The recommended way to install cuDNN 7.0 is to download all 3 .deb files. I had previously recommended using the .tgz installation approach, but found out that it didn’t allow verification by running code samples (no way to install the code samples .deb after .tgz installation).

The following steps are pretty much the same as the installation guide using .deb files (strange that the cuDNN guide is better than the CUDA one).

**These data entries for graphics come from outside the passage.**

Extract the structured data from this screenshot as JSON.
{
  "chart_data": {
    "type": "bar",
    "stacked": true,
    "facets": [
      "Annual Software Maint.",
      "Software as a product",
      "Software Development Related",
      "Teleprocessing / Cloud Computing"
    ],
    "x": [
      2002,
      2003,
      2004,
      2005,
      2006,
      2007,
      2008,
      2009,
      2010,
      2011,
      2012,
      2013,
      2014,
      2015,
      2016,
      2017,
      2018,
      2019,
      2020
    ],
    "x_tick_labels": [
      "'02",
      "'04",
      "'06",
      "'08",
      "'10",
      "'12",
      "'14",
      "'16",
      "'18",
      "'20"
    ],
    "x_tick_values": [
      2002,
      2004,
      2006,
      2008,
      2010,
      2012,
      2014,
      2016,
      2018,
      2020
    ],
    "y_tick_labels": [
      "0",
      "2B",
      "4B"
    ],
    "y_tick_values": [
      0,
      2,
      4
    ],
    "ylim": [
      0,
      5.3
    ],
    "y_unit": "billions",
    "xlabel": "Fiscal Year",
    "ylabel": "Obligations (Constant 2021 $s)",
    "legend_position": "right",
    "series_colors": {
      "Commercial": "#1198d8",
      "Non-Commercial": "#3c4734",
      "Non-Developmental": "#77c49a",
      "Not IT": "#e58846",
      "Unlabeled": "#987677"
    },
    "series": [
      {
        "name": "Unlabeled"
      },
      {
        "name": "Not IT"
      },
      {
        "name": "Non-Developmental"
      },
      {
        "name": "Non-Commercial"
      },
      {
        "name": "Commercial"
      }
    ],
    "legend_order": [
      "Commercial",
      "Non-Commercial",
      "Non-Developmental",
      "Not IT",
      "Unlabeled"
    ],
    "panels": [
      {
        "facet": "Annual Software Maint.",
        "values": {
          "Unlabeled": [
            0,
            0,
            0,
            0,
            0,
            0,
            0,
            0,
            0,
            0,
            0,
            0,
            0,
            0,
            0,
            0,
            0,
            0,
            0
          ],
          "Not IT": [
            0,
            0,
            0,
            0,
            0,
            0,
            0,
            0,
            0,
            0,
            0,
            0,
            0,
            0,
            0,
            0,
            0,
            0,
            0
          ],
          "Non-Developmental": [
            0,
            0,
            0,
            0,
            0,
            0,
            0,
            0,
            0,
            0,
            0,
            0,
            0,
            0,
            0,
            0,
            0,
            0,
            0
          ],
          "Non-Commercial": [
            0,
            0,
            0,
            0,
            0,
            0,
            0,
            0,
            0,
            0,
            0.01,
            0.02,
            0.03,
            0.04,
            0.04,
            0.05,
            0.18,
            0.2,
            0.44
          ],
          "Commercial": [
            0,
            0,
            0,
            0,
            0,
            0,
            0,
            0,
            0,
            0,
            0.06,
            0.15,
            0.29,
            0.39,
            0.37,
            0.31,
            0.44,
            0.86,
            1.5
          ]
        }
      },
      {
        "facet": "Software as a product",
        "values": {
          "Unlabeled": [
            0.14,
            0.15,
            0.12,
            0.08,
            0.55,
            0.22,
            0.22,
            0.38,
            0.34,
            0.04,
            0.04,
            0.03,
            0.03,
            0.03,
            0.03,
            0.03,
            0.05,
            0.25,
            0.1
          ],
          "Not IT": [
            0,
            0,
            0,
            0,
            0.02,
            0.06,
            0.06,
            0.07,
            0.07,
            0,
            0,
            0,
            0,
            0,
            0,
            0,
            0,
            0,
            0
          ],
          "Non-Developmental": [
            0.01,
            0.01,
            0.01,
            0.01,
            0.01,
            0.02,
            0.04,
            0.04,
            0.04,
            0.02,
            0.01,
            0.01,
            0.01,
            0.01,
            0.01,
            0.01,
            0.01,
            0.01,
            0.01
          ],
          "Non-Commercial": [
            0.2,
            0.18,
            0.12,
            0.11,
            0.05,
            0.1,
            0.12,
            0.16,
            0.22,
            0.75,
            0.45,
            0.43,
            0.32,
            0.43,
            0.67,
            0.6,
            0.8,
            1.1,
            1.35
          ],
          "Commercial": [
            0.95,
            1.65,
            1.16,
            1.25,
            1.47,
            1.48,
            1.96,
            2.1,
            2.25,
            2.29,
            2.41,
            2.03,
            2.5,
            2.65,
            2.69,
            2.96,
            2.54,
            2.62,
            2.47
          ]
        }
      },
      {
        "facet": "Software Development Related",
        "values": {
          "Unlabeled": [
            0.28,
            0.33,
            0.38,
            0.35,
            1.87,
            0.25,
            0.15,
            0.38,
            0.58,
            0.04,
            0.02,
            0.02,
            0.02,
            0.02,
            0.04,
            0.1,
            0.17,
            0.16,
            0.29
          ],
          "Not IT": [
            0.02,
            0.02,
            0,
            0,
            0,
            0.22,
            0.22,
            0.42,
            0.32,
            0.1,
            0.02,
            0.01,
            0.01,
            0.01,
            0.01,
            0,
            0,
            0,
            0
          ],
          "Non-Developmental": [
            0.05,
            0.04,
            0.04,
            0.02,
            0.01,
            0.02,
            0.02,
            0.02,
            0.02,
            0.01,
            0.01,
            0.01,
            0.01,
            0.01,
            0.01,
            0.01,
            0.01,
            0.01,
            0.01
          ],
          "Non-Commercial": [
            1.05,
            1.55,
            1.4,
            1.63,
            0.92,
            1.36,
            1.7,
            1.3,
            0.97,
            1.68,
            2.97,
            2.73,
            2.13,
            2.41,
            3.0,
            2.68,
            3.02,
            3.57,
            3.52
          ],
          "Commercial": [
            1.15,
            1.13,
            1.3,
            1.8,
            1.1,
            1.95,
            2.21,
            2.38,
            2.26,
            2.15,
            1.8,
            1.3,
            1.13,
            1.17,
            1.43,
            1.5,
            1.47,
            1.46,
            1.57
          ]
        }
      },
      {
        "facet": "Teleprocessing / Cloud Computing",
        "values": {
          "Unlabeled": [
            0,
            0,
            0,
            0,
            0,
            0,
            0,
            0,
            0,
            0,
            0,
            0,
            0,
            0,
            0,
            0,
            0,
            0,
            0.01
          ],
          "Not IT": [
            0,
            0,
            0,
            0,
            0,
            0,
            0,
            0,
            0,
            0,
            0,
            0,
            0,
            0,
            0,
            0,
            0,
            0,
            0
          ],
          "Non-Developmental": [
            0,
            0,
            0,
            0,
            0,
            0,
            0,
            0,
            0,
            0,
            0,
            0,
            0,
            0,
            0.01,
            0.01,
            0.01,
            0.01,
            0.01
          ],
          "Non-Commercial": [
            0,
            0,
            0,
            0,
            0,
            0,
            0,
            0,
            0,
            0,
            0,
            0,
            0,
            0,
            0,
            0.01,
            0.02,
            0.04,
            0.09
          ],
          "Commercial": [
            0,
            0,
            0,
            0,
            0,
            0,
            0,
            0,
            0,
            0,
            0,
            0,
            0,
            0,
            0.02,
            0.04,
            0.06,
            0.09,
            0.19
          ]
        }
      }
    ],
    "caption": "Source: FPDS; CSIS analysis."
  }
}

Go to the cuDNN download page (need registration) and select the latest cuDNN 7.0.* version made for CUDA 9.0.
Download all 3 .deb files: the runtime library, the developer library, and the code samples library for Ubuntu 16.04.
In your download folder, install them in the same order:

$ sudo dpkg -i libcudnn7_7.0.5.15–1+cuda9.0_amd64.deb (the runtime library),

$ sudo dpkg -i libcudnn7-dev_7.0.5.15–1+cuda9.0_amd64.deb (the developer library), and

$ sudo dpkg -i libcudnn7-doc_7.0.5.15–1+cuda9.0_amd64.deb (the code samples).

Now we can verify the cuDNN installation (below is just the official guide, which surprisingly works out of the box):

Copy the code samples somewhere you have write access: cp -r /usr/src/cudnn_samples_v7/ ~.
Go to the MNIST example code: cd ~/cudnn_samples_v7/mnistCUDNN.
Compile the MNIST example: make clean && make.
Run the MNIST example: ./mnistCUDNN. If your installation is successful, you should see Test passed! at the end of the output.

Do NOT Install cuda-command-line-tools

Contrary to the official TensorFlow installation docs, you don’t need to install cuda-command-line-tools because it’s already installed in this version of CUDA and cuDNN. If you apt-get it, you won’t find it.

Configure the CUDA and cuDNN library paths

What you do need to do, however, is exporting environment variables LD_LIBRARY_PATH in your .bashrc file:

# put the following line in the end or your .bashrc file
export LD_LIBRARY_PATH="$LD_LIBRARY_PATH:/usr/local/cuda/extras/CUPTI/lib64"

And source it by source ~/.bashrc.